Gründung einer Immobiliengesellschaft bürgerlichen Rechts (Société Civile Immobilière – SCI) 

In diesem Fall ist die Gesellschaft Eigentümerin der Immobilie. Die beiden Partner werden zu Teilhabern und halten Anteile an der Gesellschaft in Höhe ihres finanziellen Beitrags.

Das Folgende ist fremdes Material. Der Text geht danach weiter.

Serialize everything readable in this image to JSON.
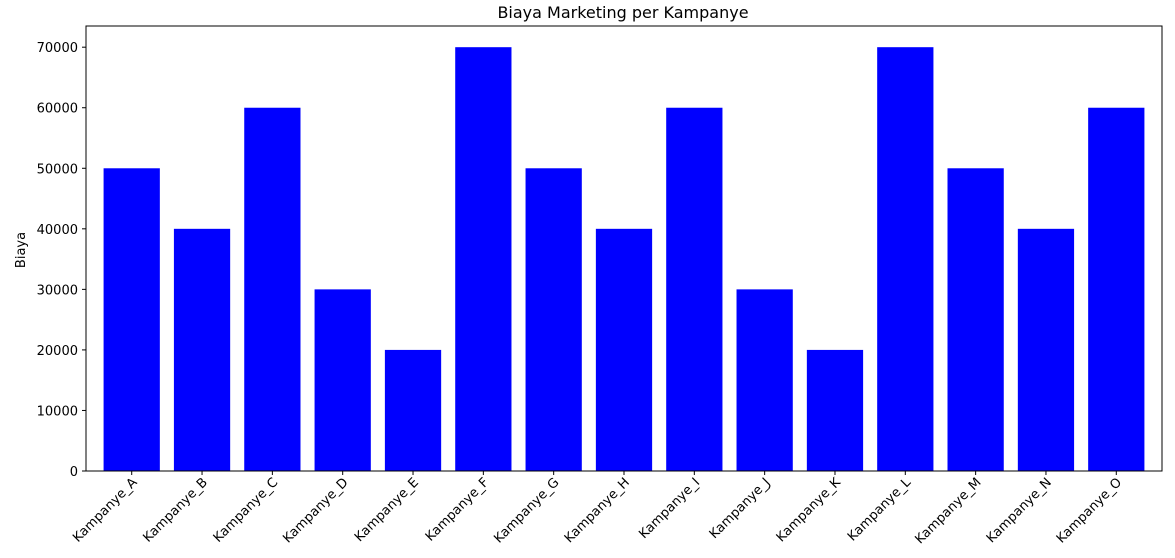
{
  "chart_data": {
    "type": "bar",
    "title": "Biaya Marketing per Kampanye",
    "xlabel": "",
    "ylabel": "Biaya",
    "categories": [
      "Kampanye_A",
      "Kampanye_B",
      "Kampanye_C",
      "Kampanye_D",
      "Kampanye_E",
      "Kampanye_F",
      "Kampanye_G",
      "Kampanye_H",
      "Kampanye_I",
      "Kampanye_J",
      "Kampanye_K",
      "Kampanye_L",
      "Kampanye_M",
      "Kampanye_N",
      "Kampanye_O"
    ],
    "values": [
      50000,
      40000,
      60000,
      30000,
      20000,
      70000,
      50000,
      40000,
      60000,
      30000,
      20000,
      70000,
      50000,
      40000,
      60000
    ],
    "ylim": [
      0,
      73500
    ],
    "yticks": [
      0,
      10000,
      20000,
      30000,
      40000,
      50000,
      60000,
      70000
    ],
    "bar_color": "#0000ff",
    "grid": false,
    "legend": false
  }
}
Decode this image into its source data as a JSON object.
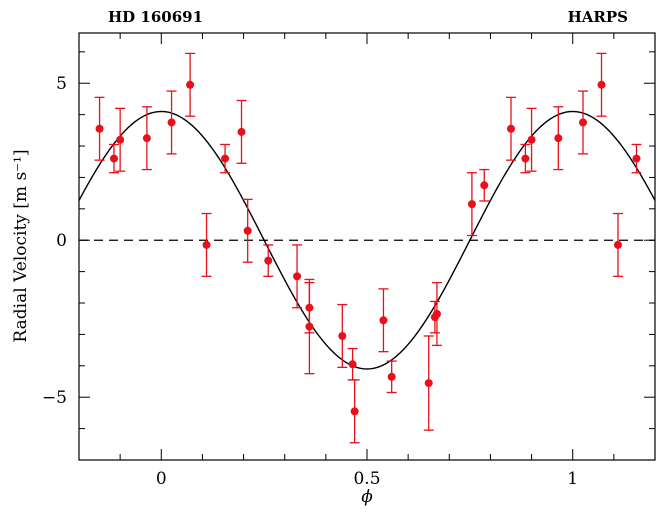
{
  "chart_data": {
    "type": "scatter",
    "title_left": "HD 160691",
    "title_right": "HARPS",
    "xlabel": "ϕ",
    "ylabel": "Radial Velocity [m s⁻¹]",
    "xlim": [
      -0.2,
      1.2
    ],
    "ylim": [
      -7,
      6.6
    ],
    "x_ticks": [
      0,
      0.5,
      1
    ],
    "x_tick_labels": [
      "0",
      "0.5",
      "1"
    ],
    "y_ticks": [
      -5,
      0,
      5
    ],
    "y_tick_labels": [
      "−5",
      "0",
      "5"
    ],
    "zero_line": "dashed",
    "model": {
      "type": "sine",
      "amplitude": 4.1,
      "phase_of_max": 0.0
    },
    "points": [
      {
        "x": -0.15,
        "y": 3.55,
        "err": 1.0
      },
      {
        "x": -0.115,
        "y": 2.6,
        "err": 0.45
      },
      {
        "x": -0.1,
        "y": 3.2,
        "err": 1.0
      },
      {
        "x": -0.035,
        "y": 3.25,
        "err": 1.0
      },
      {
        "x": 0.025,
        "y": 3.75,
        "err": 1.0
      },
      {
        "x": 0.07,
        "y": 4.95,
        "err": 1.0
      },
      {
        "x": 0.11,
        "y": -0.15,
        "err": 1.0
      },
      {
        "x": 0.155,
        "y": 2.6,
        "err": 0.45
      },
      {
        "x": 0.195,
        "y": 3.45,
        "err": 1.0
      },
      {
        "x": 0.21,
        "y": 0.3,
        "err": 1.0
      },
      {
        "x": 0.26,
        "y": -0.65,
        "err": 0.5
      },
      {
        "x": 0.33,
        "y": -1.15,
        "err": 1.0
      },
      {
        "x": 0.36,
        "y": -2.15,
        "err": 0.8
      },
      {
        "x": 0.36,
        "y": -2.75,
        "err": 1.5
      },
      {
        "x": 0.44,
        "y": -3.05,
        "err": 1.0
      },
      {
        "x": 0.465,
        "y": -3.95,
        "err": 0.5
      },
      {
        "x": 0.47,
        "y": -5.45,
        "err": 1.0
      },
      {
        "x": 0.54,
        "y": -2.55,
        "err": 1.0
      },
      {
        "x": 0.56,
        "y": -4.35,
        "err": 0.5
      },
      {
        "x": 0.65,
        "y": -4.55,
        "err": 1.5
      },
      {
        "x": 0.665,
        "y": -2.45,
        "err": 0.5
      },
      {
        "x": 0.67,
        "y": -2.35,
        "err": 1.0
      },
      {
        "x": 0.755,
        "y": 1.15,
        "err": 1.0
      },
      {
        "x": 0.785,
        "y": 1.75,
        "err": 0.5
      },
      {
        "x": 0.85,
        "y": 3.55,
        "err": 1.0
      },
      {
        "x": 0.885,
        "y": 2.6,
        "err": 0.45
      },
      {
        "x": 0.9,
        "y": 3.2,
        "err": 1.0
      },
      {
        "x": 0.965,
        "y": 3.25,
        "err": 1.0
      },
      {
        "x": 1.025,
        "y": 3.75,
        "err": 1.0
      },
      {
        "x": 1.07,
        "y": 4.95,
        "err": 1.0
      },
      {
        "x": 1.11,
        "y": -0.15,
        "err": 1.0
      },
      {
        "x": 1.155,
        "y": 2.6,
        "err": 0.45
      }
    ],
    "point_color": "#e8101a",
    "curve_color": "#000000",
    "grid": false
  }
}
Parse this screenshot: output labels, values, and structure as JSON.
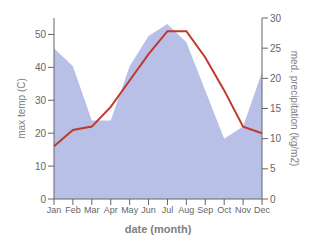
{
  "chart_data": {
    "type": "line",
    "categories": [
      "Jan",
      "Feb",
      "Mar",
      "Apr",
      "May",
      "Jun",
      "Jul",
      "Aug",
      "Sep",
      "Oct",
      "Nov",
      "Dec"
    ],
    "series": [
      {
        "type": "area",
        "axis": "y2",
        "color": "#b8c0e8",
        "values": [
          25,
          22,
          13,
          13,
          22,
          27,
          29,
          26,
          18,
          10,
          12,
          21
        ]
      },
      {
        "type": "line",
        "color": "#c0392b",
        "values": [
          16,
          21,
          22,
          28,
          36,
          44,
          51,
          51,
          43,
          33,
          22,
          20
        ]
      }
    ],
    "xlabel": "date (month)",
    "ylabel": "max temp (C)",
    "y2label": "med. precipitation (kg/m2)",
    "ylim": [
      0,
      55
    ],
    "yticks": [
      0,
      10,
      20,
      30,
      40,
      50
    ],
    "y2lim": [
      0,
      30
    ],
    "y2ticks": [
      0,
      5,
      10,
      15,
      20,
      25,
      30
    ]
  }
}
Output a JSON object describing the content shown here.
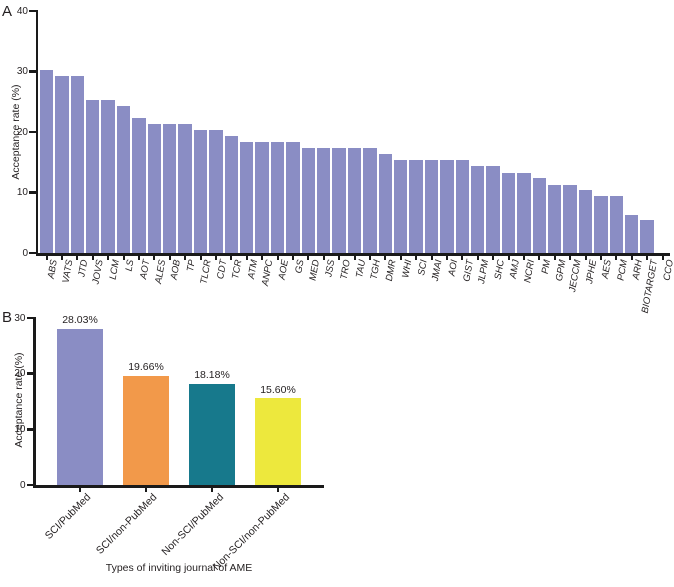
{
  "figure": {
    "panels": [
      {
        "label": "A"
      },
      {
        "label": "B"
      }
    ]
  },
  "chart_data": [
    {
      "type": "bar",
      "panel": "A",
      "title": "",
      "xlabel": "",
      "ylabel": "Acceptance rate (%)",
      "ylim": [
        0,
        40
      ],
      "yticks": [
        0,
        10,
        20,
        30,
        40
      ],
      "grid": false,
      "legend": false,
      "bar_color": "#8a8dc4",
      "categories": [
        "ABS",
        "VATS",
        "JTD",
        "JOVS",
        "LCM",
        "LS",
        "AOT",
        "ALES",
        "AOB",
        "TP",
        "TLCR",
        "CDT",
        "TCR",
        "ATM",
        "ANPC",
        "AOE",
        "GS",
        "MED",
        "JSS",
        "TRO",
        "TAU",
        "TGH",
        "DMR",
        "WHI",
        "SCI",
        "JMAI",
        "AOI",
        "GIST",
        "JLPM",
        "SHC",
        "AMJ",
        "NCRI",
        "PM",
        "GPM",
        "JECCM",
        "JPHE",
        "AES",
        "PCM",
        "ARH",
        "BIOTARGET",
        "CCO"
      ],
      "values": [
        30.3,
        29.3,
        29.3,
        25.3,
        25.3,
        24.3,
        22.3,
        21.3,
        21.3,
        21.3,
        20.3,
        20.3,
        19.3,
        18.3,
        18.3,
        18.3,
        18.3,
        17.3,
        17.3,
        17.3,
        17.3,
        17.3,
        16.3,
        15.3,
        15.3,
        15.3,
        15.3,
        15.3,
        14.3,
        14.3,
        13.3,
        13.3,
        12.4,
        11.3,
        11.3,
        10.4,
        9.4,
        9.4,
        6.3,
        5.4,
        0
      ]
    },
    {
      "type": "bar",
      "panel": "B",
      "title": "",
      "xlabel": "Types of inviting journal of AME",
      "ylabel": "Acceptance rate (%)",
      "ylim": [
        0,
        30
      ],
      "yticks": [
        0,
        10,
        20,
        30
      ],
      "grid": false,
      "legend": false,
      "bar_colors": [
        "#8a8dc4",
        "#f2994a",
        "#17798c",
        "#ede83d"
      ],
      "categories": [
        "SCI/PubMed",
        "SCI/non-PubMed",
        "Non-SCI/PubMed",
        "Non-SCI/non-PubMed"
      ],
      "values": [
        28.03,
        19.66,
        18.18,
        15.6
      ],
      "data_labels": [
        "28.03%",
        "19.66%",
        "18.18%",
        "15.60%"
      ]
    }
  ]
}
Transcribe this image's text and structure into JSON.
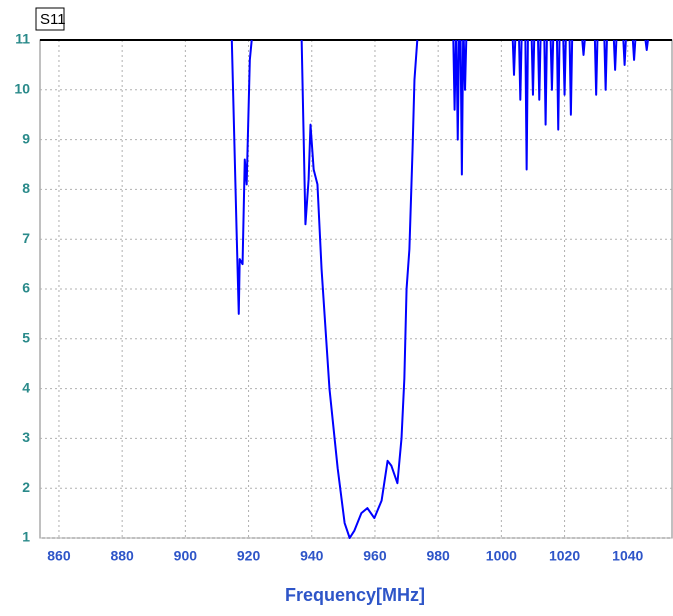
{
  "chart_data": {
    "type": "line",
    "title": "S11",
    "x_label": "Frequency[MHz]",
    "xlim": [
      854,
      1054
    ],
    "ylim": [
      1,
      11
    ],
    "xticks": [
      860,
      880,
      900,
      920,
      940,
      960,
      980,
      1000,
      1020,
      1040
    ],
    "yticks": [
      1,
      2,
      3,
      4,
      5,
      6,
      7,
      8,
      9,
      10,
      11
    ],
    "grid": true,
    "x": [
      914.7,
      916.2,
      916.9,
      917.2,
      918.1,
      918.8,
      919.4,
      920.4,
      921.0,
      925,
      936.8,
      938.0,
      939.0,
      939.6,
      940.6,
      941.8,
      943.1,
      945.6,
      948.2,
      950.4,
      952.0,
      953.5,
      955.7,
      957.6,
      959.8,
      962.1,
      964.0,
      965.2,
      967.1,
      968.4,
      969.3,
      970.0,
      970.9,
      971.9,
      972.5,
      973.4,
      978,
      984.8,
      985.2,
      985.6,
      985.7,
      985.8,
      986.2,
      986.6,
      986.7,
      987.1,
      987.5,
      987.9,
      988.0,
      988.1,
      988.5,
      988.9,
      989.0,
      1003.6,
      1004,
      1004.4,
      1004.5,
      1005.6,
      1006,
      1006.4,
      1006.5,
      1007.6,
      1008,
      1008.4,
      1008.5,
      1009.6,
      1010,
      1010.4,
      1010.5,
      1011.6,
      1012,
      1012.4,
      1012.5,
      1013.6,
      1014,
      1014.4,
      1014.5,
      1015.6,
      1016,
      1016.4,
      1016.5,
      1017.6,
      1018,
      1018.4,
      1018.5,
      1019.6,
      1020,
      1020.4,
      1020.5,
      1021.6,
      1022,
      1022.4,
      1022.5,
      1025.6,
      1026,
      1026.4,
      1026.5,
      1029.6,
      1030,
      1030.4,
      1030.5,
      1032.6,
      1033,
      1033.4,
      1033.5,
      1035.6,
      1036,
      1036.4,
      1036.5,
      1038.6,
      1039,
      1039.4,
      1039.5,
      1041.6,
      1042,
      1042.4,
      1042.5,
      1045.6,
      1046,
      1046.4
    ],
    "series": [
      {
        "name": "S11",
        "color": "#0000ff",
        "values": [
          11,
          7.2,
          5.5,
          6.6,
          6.5,
          8.6,
          8.1,
          10.6,
          11,
          null,
          11,
          7.3,
          8.2,
          9.3,
          8.4,
          8.1,
          6.4,
          4.0,
          2.4,
          1.3,
          1.0,
          1.15,
          1.5,
          1.6,
          1.4,
          1.75,
          2.55,
          2.45,
          2.1,
          3.0,
          4.2,
          6.0,
          6.8,
          8.8,
          10.2,
          11,
          null,
          11,
          9.6,
          11,
          null,
          11,
          9.0,
          11,
          null,
          11,
          8.3,
          11,
          null,
          11,
          10.0,
          11,
          null,
          11,
          10.3,
          11,
          null,
          11,
          9.8,
          11,
          null,
          11,
          8.4,
          11,
          null,
          11,
          9.9,
          11,
          null,
          11,
          9.8,
          11,
          null,
          11,
          9.3,
          11,
          null,
          11,
          10.0,
          11,
          null,
          11,
          9.2,
          11,
          null,
          11,
          9.9,
          11,
          null,
          11,
          9.5,
          11,
          null,
          11,
          10.7,
          11,
          null,
          11,
          9.9,
          11,
          null,
          11,
          10.0,
          11,
          null,
          11,
          10.4,
          11,
          null,
          11,
          10.5,
          11,
          null,
          11,
          10.6,
          11,
          null,
          11,
          10.8,
          11
        ]
      }
    ]
  }
}
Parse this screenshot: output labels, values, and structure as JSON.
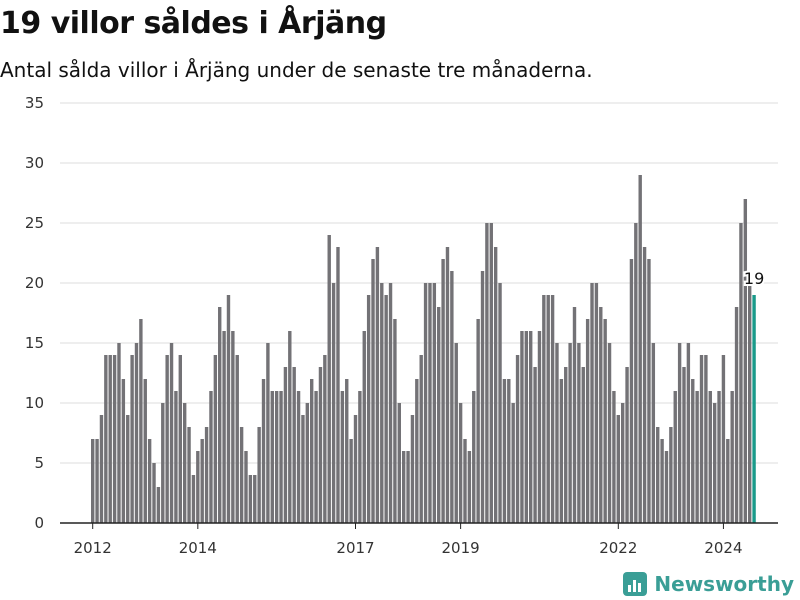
{
  "header": {
    "title": "19 villor såldes i Årjäng",
    "subtitle": "Antal sålda villor i Årjäng under de senaste tre månaderna."
  },
  "brand": {
    "name": "Newsworthy",
    "accent_color": "#3a9e96"
  },
  "chart_data": {
    "type": "bar",
    "title": "19 villor såldes i Årjäng",
    "subtitle": "Antal sålda villor i Årjäng under de senaste tre månaderna.",
    "xlabel": "",
    "ylabel": "",
    "ylim": [
      0,
      35
    ],
    "y_ticks": [
      0,
      5,
      10,
      15,
      20,
      25,
      30,
      35
    ],
    "x_tick_labels": [
      "2012",
      "2014",
      "2017",
      "2019",
      "2022",
      "2024"
    ],
    "x_tick_years": [
      2012,
      2014,
      2017,
      2019,
      2022,
      2024
    ],
    "first_year": 2012,
    "interval": "monthly",
    "grid": true,
    "bar_color": "#737276",
    "highlight_color": "#1a9a8a",
    "highlight_label": "19",
    "values": [
      7,
      7,
      9,
      14,
      14,
      14,
      15,
      12,
      9,
      14,
      15,
      17,
      12,
      7,
      5,
      3,
      10,
      14,
      15,
      11,
      14,
      10,
      8,
      4,
      6,
      7,
      8,
      11,
      14,
      18,
      16,
      19,
      16,
      14,
      8,
      6,
      4,
      4,
      8,
      12,
      15,
      11,
      11,
      11,
      13,
      16,
      13,
      11,
      9,
      10,
      12,
      11,
      13,
      14,
      24,
      20,
      23,
      11,
      12,
      7,
      9,
      11,
      16,
      19,
      22,
      23,
      20,
      19,
      20,
      17,
      10,
      6,
      6,
      9,
      12,
      14,
      20,
      20,
      20,
      18,
      22,
      23,
      21,
      15,
      10,
      7,
      6,
      11,
      17,
      21,
      25,
      25,
      23,
      20,
      12,
      12,
      10,
      14,
      16,
      16,
      16,
      13,
      16,
      19,
      19,
      19,
      15,
      12,
      13,
      15,
      18,
      15,
      13,
      17,
      20,
      20,
      18,
      17,
      15,
      11,
      9,
      10,
      13,
      22,
      25,
      29,
      23,
      22,
      15,
      8,
      7,
      6,
      8,
      11,
      15,
      13,
      15,
      12,
      11,
      14,
      14,
      11,
      10,
      11,
      14,
      7,
      11,
      18,
      25,
      27,
      20,
      19
    ]
  }
}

    • Eine SCI erfordert zwar administrative Schritte (Gründungsakt, Buchhaltung, Organisation von Hauptversammlungen usw.), sie bietet jedoch auch die Möglichkeit, spezielle Klauseln einzubinden, um z. B. das Ausscheiden eines Teilhabers zu erleichtern oder die Übernahme von Anteilen zu ermöglichen.
    • Darüber hinaus können die Anteile des verstorbenen Partners unter bestimmten Voraussetzungen an den überlebenden Partner übertragen werden. Denn obwohl die Gesellschaft bürgerlichen Rechts eine vertragliche Vereinbarung ist und damit grundsätzlich bei Ableben eines Vertragspartners aufgelöst wird, kann bestimmt werden, dass die Gesellschaft bei Ableben eines Teilhabers von seinem Erben oder den verbliebenen Teilhabern fortgeführt wird.

Zusammenfassend lässt sich sagen, dass Élodie und Marco vor dem Kauf einer Immobilie auf jeden Fall einen Notar zurate ziehen sollten. Dieser kann ihnen die für sie am besten geeignete Variante aufzeigen und sie auf die verschiedenen rechtlichen und steuerlichen Aspekte hinweisen, dies es zu berücksichtigen gilt. Zur Klärung von Finanzierungsfragen ist ebenfalls die Heranziehung eines Kundenbetreuers der Bank zu empfehlen.